A rebel fighter shows off arms, captured from the Congolese army during a fight, at Bunagana
Rebels in eastern Democratic Republic of Congo seized the town of Rutshuru from fleeing government forces on Sunday, witnesses and a rebel spokesman said, a further embarrassment for the army after the insurgents captured a mineral transit town, reports Reuters.
The gains for the M23 rebel movement in volatile North Kivu province, on the eastern borderlands, risks dragging the vast, loosely governed central African state back into war.
They could also damage fragile relations with neighbouring Rwanda, which has repeatedly denied allegations that the rebels are receiving support from Kigali government officials.
The capture of Rutshuru opens the way for a possible rebel advance on Goma, the provincial capital about 70 km (43 miles) to the south.
The rebels on Friday seized Bunagana, an important mineral transit town, driving about 600 Congolese soldiers across the nearby border into neighbouring Uganda.
"We took control of the town of Rutshuru before noon and sent the (Congolese army) fleeing," Colonel Vianney Kazarama of the M23 rebel movement told Reuters by telephone on Sunday.
A German newspaper reporter and a local resident said they saw rebel fighters enter the town unopposed.
"I'm in Rutshuru. The FARDC (Congolese army) left this morning. M23 just took over, but there was no fighting," Simone Schlindwein, Great Lakes correspondent for Tageszeitung newspaper, said.
Congolese military and government officials were not immediately available to comment.
A spokesman for Congo's United Nations peacekeeping mission, MONUSCO, said he had no information that the rebels had entered Rutshuru but said U.N. helicopter gunships had bombarded rebel positions not far from the town on Sunday.
"(The rebels) are advancing. That's for sure," Alex Essome told Reuters. "We've sent our attack helicopters to Rubare and Runyoni. We have already hit them there."

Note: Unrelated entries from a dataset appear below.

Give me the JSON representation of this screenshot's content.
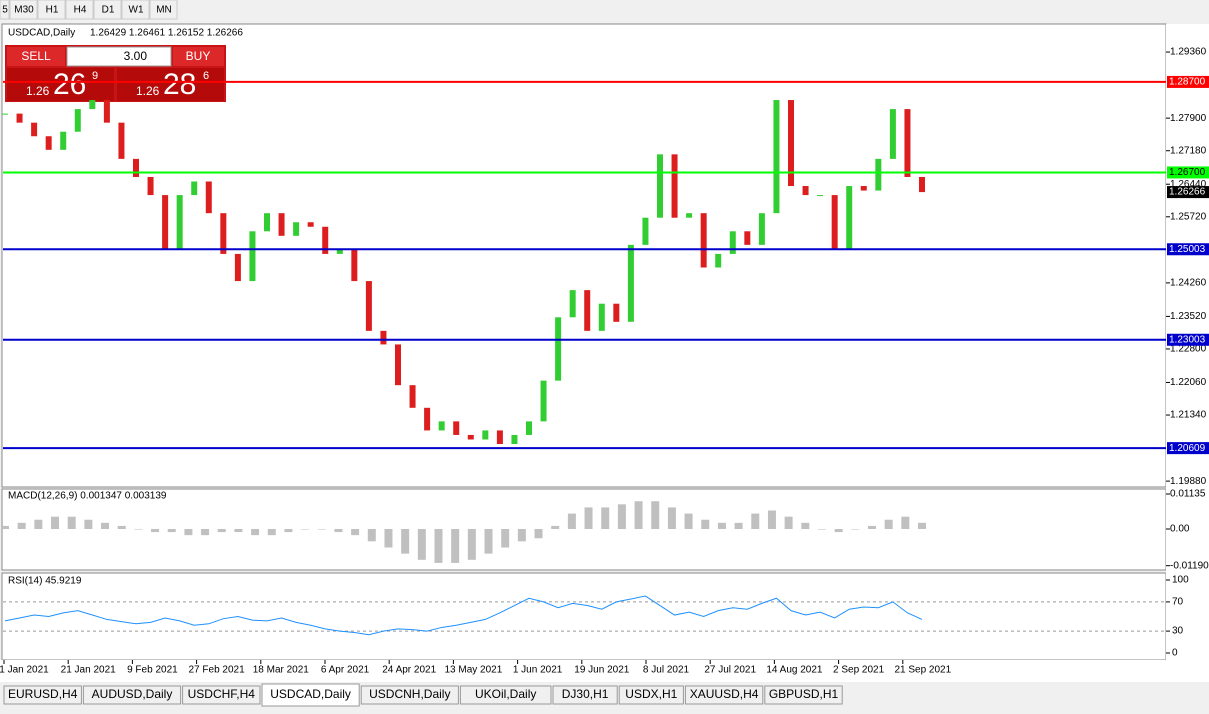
{
  "toolbar": {
    "timeframes": [
      "5",
      "M30",
      "H1",
      "H4",
      "D1",
      "W1",
      "MN"
    ]
  },
  "trade_panel": {
    "sell": "SELL",
    "buy": "BUY",
    "volume": "3.00",
    "sell_big": "1.26",
    "sell_pips": "26",
    "sell_frac": "9",
    "buy_big": "1.26",
    "buy_pips": "28",
    "buy_frac": "6"
  },
  "chart_data": {
    "type": "candlestick",
    "title": "USDCAD,Daily",
    "quote": "1.26429 1.26461 1.26152 1.26266",
    "closes": [
      1.28,
      1.278,
      1.275,
      1.272,
      1.276,
      1.281,
      1.283,
      1.278,
      1.27,
      1.266,
      1.262,
      1.25,
      1.262,
      1.265,
      1.258,
      1.249,
      1.243,
      1.254,
      1.258,
      1.253,
      1.256,
      1.255,
      1.249,
      1.25,
      1.243,
      1.232,
      1.229,
      1.22,
      1.215,
      1.21,
      1.212,
      1.209,
      1.208,
      1.21,
      1.207,
      1.209,
      1.212,
      1.221,
      1.235,
      1.241,
      1.232,
      1.238,
      1.234,
      1.251,
      1.257,
      1.271,
      1.257,
      1.258,
      1.246,
      1.249,
      1.254,
      1.251,
      1.258,
      1.283,
      1.264,
      1.262,
      1.262,
      1.25,
      1.264,
      1.263,
      1.27,
      1.281,
      1.266,
      1.26266
    ],
    "ylim": [
      1.1975,
      1.2998
    ],
    "yticks": [
      {
        "value": 1.2936,
        "label": "1.29360"
      },
      {
        "value": 1.279,
        "label": "1.27900"
      },
      {
        "value": 1.2718,
        "label": "1.27180"
      },
      {
        "value": 1.2644,
        "label": "1.26440"
      },
      {
        "value": 1.2572,
        "label": "1.25720"
      },
      {
        "value": 1.2426,
        "label": "1.24260"
      },
      {
        "value": 1.2352,
        "label": "1.23520"
      },
      {
        "value": 1.228,
        "label": "1.22800"
      },
      {
        "value": 1.2206,
        "label": "1.22060"
      },
      {
        "value": 1.2134,
        "label": "1.21340"
      },
      {
        "value": 1.1988,
        "label": "1.19880"
      }
    ],
    "levels": [
      {
        "value": 1.287,
        "label": "1.28700",
        "color": "#ff0000"
      },
      {
        "value": 1.267,
        "label": "1.26700",
        "color": "#00ff00"
      },
      {
        "value": 1.25003,
        "label": "1.25003",
        "color": "#0000cc"
      },
      {
        "value": 1.23003,
        "label": "1.23003",
        "color": "#0000cc"
      },
      {
        "value": 1.20609,
        "label": "1.20609",
        "color": "#0000cc"
      }
    ],
    "current": {
      "value": 1.26266,
      "label": "1.26266"
    },
    "x_labels": [
      "1 Jan 2021",
      "21 Jan 2021",
      "9 Feb 2021",
      "27 Feb 2021",
      "18 Mar 2021",
      "6 Apr 2021",
      "24 Apr 2021",
      "13 May 2021",
      "1 Jun 2021",
      "19 Jun 2021",
      "8 Jul 2021",
      "27 Jul 2021",
      "14 Aug 2021",
      "2 Sep 2021",
      "21 Sep 2021"
    ],
    "up_color": "#32cd32",
    "down_color": "#dc1e1e"
  },
  "macd": {
    "title": "MACD(12,26,9) 0.001347 0.003139",
    "values": [
      0.001,
      0.002,
      0.003,
      0.004,
      0.004,
      0.003,
      0.002,
      0.001,
      0.0,
      -0.001,
      -0.001,
      -0.002,
      -0.002,
      -0.001,
      -0.001,
      -0.002,
      -0.002,
      -0.001,
      0.0,
      0.0,
      -0.001,
      -0.002,
      -0.004,
      -0.006,
      -0.008,
      -0.01,
      -0.011,
      -0.011,
      -0.01,
      -0.008,
      -0.006,
      -0.004,
      -0.003,
      0.001,
      0.005,
      0.007,
      0.007,
      0.008,
      0.009,
      0.009,
      0.007,
      0.005,
      0.003,
      0.002,
      0.002,
      0.005,
      0.006,
      0.004,
      0.002,
      0.0,
      -0.001,
      0.0,
      0.001,
      0.003,
      0.004,
      0.002
    ],
    "ylim": [
      -0.0133,
      0.01297
    ],
    "yticks": [
      {
        "value": 0.01135,
        "label": "0.01135"
      },
      {
        "value": 0,
        "label": "0.00"
      },
      {
        "value": -0.011904,
        "label": "-0.011904"
      }
    ]
  },
  "rsi": {
    "title": "RSI(14) 45.9219",
    "values": [
      44,
      48,
      52,
      50,
      55,
      58,
      52,
      46,
      43,
      40,
      42,
      48,
      44,
      38,
      40,
      47,
      50,
      45,
      44,
      48,
      42,
      38,
      33,
      30,
      28,
      25,
      30,
      33,
      32,
      30,
      35,
      38,
      42,
      46,
      55,
      65,
      75,
      70,
      62,
      68,
      65,
      60,
      70,
      74,
      78,
      65,
      52,
      56,
      50,
      58,
      62,
      60,
      68,
      75,
      58,
      52,
      56,
      48,
      60,
      63,
      62,
      70,
      55,
      45.9219
    ],
    "ylim": [
      -9.6,
      109.6
    ],
    "yticks": [
      100,
      70,
      30,
      0
    ],
    "grid": [
      70,
      30
    ]
  },
  "tabs": [
    "EURUSD,H4",
    "AUDUSD,Daily",
    "USDCHF,H4",
    "USDCAD,Daily",
    "USDCNH,Daily",
    "UKOil,Daily",
    "DJ30,H1",
    "USDX,H1",
    "XAUUSD,H4",
    "GBPUSD,H1"
  ],
  "active_tab": "USDCAD,Daily"
}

Kazarama said he had not heard of the air strikes on rebel-held areas.
Rutshuru resident Lucien Amoli said he saw between 200 and 300 rebel soldiers occupying the town centre in the early afternoon.

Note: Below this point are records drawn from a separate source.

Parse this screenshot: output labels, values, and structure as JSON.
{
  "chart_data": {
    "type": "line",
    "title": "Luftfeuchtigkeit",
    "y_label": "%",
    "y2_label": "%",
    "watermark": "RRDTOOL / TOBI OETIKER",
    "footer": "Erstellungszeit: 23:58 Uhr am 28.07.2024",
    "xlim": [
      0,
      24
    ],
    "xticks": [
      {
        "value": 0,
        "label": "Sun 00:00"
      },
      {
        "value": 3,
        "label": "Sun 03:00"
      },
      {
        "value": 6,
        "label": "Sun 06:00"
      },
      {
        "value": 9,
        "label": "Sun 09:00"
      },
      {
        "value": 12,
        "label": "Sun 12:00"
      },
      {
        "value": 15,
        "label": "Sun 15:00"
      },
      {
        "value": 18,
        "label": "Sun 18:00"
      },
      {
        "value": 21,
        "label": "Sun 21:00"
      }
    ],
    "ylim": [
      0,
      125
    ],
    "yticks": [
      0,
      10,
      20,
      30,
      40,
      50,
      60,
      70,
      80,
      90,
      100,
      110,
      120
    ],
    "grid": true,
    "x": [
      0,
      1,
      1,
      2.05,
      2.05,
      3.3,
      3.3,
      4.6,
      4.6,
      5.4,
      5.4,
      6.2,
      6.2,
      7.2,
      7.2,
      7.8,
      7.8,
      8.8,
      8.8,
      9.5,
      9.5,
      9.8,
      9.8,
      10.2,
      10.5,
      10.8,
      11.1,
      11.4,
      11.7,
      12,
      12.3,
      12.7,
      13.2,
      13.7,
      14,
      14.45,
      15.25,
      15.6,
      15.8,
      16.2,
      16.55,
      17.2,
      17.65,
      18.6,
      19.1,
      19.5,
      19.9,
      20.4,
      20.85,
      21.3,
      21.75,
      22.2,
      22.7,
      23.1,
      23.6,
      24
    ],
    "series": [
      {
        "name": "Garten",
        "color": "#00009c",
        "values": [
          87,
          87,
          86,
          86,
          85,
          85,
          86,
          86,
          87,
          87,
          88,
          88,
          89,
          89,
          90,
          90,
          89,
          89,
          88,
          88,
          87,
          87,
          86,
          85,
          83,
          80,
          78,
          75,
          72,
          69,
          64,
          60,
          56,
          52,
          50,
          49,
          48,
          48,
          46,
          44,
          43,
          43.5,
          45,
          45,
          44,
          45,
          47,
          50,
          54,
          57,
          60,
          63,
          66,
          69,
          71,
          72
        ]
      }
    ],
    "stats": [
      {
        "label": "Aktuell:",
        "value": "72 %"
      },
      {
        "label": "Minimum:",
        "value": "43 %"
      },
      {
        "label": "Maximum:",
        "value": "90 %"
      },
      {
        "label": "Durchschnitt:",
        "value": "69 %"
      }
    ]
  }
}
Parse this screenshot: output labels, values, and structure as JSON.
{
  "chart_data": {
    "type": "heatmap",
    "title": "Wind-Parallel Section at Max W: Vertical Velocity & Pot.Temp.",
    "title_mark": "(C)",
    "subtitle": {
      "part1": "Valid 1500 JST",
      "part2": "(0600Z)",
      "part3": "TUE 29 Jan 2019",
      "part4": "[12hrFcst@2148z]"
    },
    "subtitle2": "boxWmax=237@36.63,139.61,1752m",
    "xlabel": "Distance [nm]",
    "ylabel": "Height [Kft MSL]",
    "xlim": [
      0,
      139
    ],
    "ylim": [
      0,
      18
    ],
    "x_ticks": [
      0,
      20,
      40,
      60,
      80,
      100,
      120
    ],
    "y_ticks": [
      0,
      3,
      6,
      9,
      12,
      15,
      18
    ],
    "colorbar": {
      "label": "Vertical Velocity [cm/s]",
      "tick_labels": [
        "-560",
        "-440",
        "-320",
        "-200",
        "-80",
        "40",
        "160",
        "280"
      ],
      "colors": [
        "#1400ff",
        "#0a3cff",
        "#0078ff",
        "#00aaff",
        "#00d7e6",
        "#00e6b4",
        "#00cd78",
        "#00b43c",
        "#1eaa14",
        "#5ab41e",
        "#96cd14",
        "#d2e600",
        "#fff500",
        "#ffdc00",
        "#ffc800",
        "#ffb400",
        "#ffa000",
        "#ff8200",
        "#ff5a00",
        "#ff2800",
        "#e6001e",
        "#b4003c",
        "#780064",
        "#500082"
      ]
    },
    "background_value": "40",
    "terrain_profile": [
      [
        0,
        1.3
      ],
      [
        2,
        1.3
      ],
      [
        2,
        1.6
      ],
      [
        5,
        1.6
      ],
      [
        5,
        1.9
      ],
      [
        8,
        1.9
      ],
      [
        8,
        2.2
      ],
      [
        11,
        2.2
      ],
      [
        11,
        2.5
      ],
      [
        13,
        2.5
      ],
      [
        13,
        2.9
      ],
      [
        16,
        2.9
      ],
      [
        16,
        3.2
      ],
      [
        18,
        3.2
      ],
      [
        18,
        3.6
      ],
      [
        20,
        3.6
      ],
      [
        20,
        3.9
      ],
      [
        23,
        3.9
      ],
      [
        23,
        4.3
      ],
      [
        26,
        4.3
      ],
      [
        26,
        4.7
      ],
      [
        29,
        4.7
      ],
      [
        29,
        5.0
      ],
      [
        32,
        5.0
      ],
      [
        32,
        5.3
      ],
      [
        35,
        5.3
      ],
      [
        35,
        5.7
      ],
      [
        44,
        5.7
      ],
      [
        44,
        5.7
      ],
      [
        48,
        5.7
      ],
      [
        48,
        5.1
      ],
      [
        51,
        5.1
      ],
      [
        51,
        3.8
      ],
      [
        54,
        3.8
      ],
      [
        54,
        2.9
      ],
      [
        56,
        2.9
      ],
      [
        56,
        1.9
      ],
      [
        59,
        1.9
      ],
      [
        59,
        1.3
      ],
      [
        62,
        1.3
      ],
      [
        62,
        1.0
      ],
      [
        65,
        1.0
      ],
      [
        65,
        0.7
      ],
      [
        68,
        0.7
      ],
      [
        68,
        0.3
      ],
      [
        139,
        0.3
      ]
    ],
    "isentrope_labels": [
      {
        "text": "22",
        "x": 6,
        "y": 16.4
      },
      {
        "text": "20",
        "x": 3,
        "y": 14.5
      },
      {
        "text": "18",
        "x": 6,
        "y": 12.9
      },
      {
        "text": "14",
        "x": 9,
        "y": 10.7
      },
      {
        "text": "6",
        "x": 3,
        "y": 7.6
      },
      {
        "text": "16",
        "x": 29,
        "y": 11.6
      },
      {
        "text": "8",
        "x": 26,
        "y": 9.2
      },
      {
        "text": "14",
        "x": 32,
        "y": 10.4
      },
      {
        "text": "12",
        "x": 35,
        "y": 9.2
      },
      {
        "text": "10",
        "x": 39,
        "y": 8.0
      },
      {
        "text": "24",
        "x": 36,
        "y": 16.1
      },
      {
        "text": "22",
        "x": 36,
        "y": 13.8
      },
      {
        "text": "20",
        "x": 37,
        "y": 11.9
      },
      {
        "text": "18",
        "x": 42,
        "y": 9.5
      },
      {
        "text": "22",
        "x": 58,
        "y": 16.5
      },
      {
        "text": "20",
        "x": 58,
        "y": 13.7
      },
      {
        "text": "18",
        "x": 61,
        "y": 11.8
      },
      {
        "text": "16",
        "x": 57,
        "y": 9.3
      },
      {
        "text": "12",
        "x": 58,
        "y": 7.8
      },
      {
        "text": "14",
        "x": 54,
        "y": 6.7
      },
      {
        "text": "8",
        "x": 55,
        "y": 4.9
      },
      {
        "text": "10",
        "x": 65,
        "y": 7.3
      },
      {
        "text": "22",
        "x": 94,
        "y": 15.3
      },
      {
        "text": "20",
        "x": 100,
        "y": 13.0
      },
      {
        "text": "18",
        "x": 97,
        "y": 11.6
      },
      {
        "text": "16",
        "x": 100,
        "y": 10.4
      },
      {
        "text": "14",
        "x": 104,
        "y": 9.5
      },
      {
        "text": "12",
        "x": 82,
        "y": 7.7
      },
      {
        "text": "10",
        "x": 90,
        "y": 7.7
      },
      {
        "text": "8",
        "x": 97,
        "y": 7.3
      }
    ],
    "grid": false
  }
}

"The loyalist soldiers were shooting in the air when they left and the rebels were also shooting in the air when they entered the town," he said. "That went on for about 30 minutes, now everything is calm but we don't know for how long."
The M23 movement said on Saturday it would halt its advance if the government agreed to new peace talks. The insurgents, many of them army mutineers, take their name from a March 2009 peace deal that ended a previous rebellion in mineral-rich North Kivu, but which the rebels say has been broken.
Kinshasa has yet to respond to the latest rebel successes.
But in a memo seen by Reuters on Sunday the defence ministry called for renewed operations to arrest senior M23 figures including its leader Colonel Sultani Makenga and General Bosco Ntaganda, who is wanted by the International Criminal Court for alleged war crimes.
"This represents a big blow to the Congolese army and the United Nations peacekeeping mission," said Jason Stearns, an independent Congo analyst and author. "It will strengthen the M23's hand in negotiations, if those happen any time soon."
The U.N. Security Council on Friday condemned attacks by M23 fighters on peacekeepers in the area after an Indian soldier was killed in the attack on Bunagana.